A Harvard-educated American, he directed the Michael C. Carlos Museum at Emory University in Atlanta and the Art Gallery of Ontario in Toronto before taking charge of the Whitney in September 1997. While working in Toronto, he noticed that Canadian artists--who have the same privileges as other Canadian taxpayers--gave many more of their works to museums than their American counterparts.

“After three years of accepting artists’ donations to the museum I directed in Canada, I found it jarring to come back here, to a sensibility [that treats] artists as outcasts rather than part of the larger society,” Anderson said. “One thing that strikes me as particularly unfair is that patent holders have the right to donate ephemera around patents and receive a fair market value deduction, but artists don’t. There should be tax equity among all Americans.”

He took the issue to his colleagues in the Assn. of Art Museum Directors and soon became chairman of a task force charged with drafting a bill and seeking support on Capitol Hill. Last spring he traveled to Washington with a legislative aide from the association, met with several congressmen and found a willing sponsor in Rep. Amo Houghton (R-N.Y.).
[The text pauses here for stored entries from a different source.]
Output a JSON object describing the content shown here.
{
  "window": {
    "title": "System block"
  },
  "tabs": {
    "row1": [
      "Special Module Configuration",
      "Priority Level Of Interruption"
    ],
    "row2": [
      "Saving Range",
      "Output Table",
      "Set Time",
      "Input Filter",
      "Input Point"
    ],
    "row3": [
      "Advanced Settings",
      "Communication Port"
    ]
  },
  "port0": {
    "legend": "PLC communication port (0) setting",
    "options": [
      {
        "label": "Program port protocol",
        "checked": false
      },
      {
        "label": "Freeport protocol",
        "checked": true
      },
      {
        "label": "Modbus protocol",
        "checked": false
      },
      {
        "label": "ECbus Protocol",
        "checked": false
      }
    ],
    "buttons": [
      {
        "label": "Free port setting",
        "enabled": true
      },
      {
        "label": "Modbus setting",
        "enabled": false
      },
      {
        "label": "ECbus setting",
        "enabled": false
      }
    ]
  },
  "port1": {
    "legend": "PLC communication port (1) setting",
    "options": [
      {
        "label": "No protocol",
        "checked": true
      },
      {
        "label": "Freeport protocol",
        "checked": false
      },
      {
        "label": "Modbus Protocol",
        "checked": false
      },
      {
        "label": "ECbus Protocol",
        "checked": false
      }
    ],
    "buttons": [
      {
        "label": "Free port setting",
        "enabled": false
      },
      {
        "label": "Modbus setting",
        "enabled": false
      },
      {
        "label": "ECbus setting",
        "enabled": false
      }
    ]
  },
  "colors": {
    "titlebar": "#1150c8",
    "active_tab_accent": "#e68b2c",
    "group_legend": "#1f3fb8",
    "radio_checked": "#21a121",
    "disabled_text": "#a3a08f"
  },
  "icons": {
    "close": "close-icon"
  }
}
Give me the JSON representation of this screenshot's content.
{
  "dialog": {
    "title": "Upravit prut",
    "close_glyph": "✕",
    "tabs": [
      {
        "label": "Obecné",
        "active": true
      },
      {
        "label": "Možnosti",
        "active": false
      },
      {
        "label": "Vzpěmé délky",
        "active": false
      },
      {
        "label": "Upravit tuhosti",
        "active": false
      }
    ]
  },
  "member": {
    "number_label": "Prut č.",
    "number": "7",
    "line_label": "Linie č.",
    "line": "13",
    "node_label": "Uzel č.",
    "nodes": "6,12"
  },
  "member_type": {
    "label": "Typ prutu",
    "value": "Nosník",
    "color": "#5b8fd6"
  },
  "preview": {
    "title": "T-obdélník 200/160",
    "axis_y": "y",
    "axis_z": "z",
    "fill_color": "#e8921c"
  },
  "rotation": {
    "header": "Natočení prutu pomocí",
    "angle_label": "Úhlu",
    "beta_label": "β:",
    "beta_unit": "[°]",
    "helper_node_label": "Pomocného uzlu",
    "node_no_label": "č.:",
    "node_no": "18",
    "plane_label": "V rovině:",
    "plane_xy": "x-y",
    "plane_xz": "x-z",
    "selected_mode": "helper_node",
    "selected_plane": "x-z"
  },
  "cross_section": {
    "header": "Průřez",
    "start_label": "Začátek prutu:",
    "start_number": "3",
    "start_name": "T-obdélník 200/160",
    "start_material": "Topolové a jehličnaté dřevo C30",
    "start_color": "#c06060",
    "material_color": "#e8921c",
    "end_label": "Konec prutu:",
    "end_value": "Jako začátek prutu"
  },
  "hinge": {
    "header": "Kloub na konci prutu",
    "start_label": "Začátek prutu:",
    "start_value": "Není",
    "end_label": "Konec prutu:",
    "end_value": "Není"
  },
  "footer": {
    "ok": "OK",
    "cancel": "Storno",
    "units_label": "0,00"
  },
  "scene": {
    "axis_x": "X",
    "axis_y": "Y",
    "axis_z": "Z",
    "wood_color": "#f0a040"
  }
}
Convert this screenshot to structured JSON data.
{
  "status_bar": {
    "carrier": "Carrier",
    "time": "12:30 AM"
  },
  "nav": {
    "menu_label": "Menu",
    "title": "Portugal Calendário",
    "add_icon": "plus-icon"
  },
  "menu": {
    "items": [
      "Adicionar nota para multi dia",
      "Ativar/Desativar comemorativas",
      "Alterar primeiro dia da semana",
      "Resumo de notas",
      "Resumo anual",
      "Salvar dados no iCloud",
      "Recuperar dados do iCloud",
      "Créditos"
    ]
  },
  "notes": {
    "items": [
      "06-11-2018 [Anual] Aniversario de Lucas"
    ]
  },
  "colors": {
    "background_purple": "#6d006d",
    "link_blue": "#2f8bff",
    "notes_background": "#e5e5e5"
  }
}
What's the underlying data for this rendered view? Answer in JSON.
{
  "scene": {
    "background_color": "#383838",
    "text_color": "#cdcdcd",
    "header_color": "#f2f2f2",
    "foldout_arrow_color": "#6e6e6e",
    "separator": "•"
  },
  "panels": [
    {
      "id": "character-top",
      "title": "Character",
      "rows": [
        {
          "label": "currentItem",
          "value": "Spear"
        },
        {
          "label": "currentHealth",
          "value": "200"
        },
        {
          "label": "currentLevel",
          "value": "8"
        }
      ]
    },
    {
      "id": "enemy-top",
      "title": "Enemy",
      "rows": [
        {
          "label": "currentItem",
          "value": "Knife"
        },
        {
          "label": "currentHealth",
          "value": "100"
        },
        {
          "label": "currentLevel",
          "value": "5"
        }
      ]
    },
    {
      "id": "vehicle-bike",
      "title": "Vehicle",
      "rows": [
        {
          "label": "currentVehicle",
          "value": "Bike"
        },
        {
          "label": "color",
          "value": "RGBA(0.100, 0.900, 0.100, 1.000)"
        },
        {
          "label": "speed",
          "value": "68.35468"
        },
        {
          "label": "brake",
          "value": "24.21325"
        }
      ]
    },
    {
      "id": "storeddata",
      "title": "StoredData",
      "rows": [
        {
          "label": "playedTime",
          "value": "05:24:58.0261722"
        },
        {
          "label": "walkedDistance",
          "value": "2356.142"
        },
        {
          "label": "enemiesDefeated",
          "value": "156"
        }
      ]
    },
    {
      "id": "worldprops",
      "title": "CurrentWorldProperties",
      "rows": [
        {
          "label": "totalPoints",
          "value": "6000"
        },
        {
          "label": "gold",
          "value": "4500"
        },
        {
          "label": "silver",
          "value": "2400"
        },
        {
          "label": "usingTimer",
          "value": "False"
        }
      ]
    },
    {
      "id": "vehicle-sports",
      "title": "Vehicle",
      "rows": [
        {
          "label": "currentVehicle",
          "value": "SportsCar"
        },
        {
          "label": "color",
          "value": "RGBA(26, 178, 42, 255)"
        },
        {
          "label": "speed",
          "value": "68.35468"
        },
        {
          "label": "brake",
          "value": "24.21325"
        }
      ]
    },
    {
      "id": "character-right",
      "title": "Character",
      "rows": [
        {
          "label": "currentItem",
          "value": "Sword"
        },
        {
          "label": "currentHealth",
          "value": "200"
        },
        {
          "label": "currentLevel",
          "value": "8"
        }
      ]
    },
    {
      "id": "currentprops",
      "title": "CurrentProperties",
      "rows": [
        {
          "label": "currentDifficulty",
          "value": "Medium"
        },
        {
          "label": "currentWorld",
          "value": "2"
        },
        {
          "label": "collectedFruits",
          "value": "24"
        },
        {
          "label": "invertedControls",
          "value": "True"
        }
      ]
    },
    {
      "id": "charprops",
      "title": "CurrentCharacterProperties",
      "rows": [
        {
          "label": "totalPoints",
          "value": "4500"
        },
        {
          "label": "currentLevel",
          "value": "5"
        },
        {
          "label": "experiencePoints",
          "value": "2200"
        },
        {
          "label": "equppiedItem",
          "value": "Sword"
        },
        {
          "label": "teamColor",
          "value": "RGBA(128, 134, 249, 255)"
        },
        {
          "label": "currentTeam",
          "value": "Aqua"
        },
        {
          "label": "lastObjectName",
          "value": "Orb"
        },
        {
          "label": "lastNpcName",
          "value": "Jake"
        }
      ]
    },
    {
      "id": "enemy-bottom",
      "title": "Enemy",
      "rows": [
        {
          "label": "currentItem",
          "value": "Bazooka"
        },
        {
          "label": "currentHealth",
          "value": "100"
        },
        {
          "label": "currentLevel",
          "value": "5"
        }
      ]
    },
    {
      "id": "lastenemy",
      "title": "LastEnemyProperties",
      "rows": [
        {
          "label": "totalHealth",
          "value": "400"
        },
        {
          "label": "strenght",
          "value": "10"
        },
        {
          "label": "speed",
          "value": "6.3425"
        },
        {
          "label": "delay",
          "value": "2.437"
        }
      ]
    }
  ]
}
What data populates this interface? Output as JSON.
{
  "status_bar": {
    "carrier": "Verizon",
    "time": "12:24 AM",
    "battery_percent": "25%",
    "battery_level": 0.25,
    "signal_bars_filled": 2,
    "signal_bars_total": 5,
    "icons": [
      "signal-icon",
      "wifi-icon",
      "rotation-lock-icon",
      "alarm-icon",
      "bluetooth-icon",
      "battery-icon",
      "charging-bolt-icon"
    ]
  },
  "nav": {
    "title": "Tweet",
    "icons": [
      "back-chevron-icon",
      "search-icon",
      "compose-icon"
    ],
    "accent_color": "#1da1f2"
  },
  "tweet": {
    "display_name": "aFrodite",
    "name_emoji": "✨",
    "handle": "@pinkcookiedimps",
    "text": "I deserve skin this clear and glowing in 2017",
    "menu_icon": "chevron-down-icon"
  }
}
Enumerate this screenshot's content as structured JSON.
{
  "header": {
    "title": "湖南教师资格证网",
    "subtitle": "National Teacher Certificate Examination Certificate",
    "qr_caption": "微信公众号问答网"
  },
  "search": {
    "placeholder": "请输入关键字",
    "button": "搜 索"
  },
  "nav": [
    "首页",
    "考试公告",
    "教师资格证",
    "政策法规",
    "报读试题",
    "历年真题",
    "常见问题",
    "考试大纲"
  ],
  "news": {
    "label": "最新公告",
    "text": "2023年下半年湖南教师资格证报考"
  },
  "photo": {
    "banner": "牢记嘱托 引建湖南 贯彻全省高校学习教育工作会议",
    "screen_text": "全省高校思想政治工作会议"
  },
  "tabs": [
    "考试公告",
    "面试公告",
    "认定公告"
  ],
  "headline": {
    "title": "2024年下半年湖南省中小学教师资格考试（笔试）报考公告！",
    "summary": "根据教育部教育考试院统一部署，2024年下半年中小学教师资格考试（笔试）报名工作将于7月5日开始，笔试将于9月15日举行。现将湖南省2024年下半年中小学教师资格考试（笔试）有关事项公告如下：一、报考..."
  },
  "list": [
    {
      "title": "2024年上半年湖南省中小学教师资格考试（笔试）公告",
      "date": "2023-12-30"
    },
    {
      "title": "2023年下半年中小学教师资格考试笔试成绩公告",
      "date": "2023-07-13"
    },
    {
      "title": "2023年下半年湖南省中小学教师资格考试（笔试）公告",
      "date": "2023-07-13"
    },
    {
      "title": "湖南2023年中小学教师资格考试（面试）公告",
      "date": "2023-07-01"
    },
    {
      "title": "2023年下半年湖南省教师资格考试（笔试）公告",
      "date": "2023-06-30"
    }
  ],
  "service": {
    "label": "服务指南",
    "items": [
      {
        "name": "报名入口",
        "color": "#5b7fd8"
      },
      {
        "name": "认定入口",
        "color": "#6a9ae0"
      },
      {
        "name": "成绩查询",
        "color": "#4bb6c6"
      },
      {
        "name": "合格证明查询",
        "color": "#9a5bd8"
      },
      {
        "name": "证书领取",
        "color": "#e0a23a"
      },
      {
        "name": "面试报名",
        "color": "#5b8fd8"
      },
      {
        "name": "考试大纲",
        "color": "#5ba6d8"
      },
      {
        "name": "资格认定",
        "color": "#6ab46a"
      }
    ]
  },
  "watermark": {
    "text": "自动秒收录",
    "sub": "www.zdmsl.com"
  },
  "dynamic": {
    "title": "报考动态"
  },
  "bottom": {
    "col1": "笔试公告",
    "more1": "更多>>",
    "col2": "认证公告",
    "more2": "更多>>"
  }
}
Anderson is pleased to have played a leadership role, on behalf of the Whitney, in attempting to amend the tax code. “The Whitney is the institutional advocate of American artists, so it’s the place that should lead the charge,” he said. “I’m very proud that we were able to get this into congressional inquiry.”

Under terms of the bill, artists can only donate works they have created at least 18 months before making the gift. That proviso was established “to answer a predictable and reasonable charge that artists could just paint a tax deduction,” Anderson said. “There has to be a legitimate lapse of time [between the creation and the gift].”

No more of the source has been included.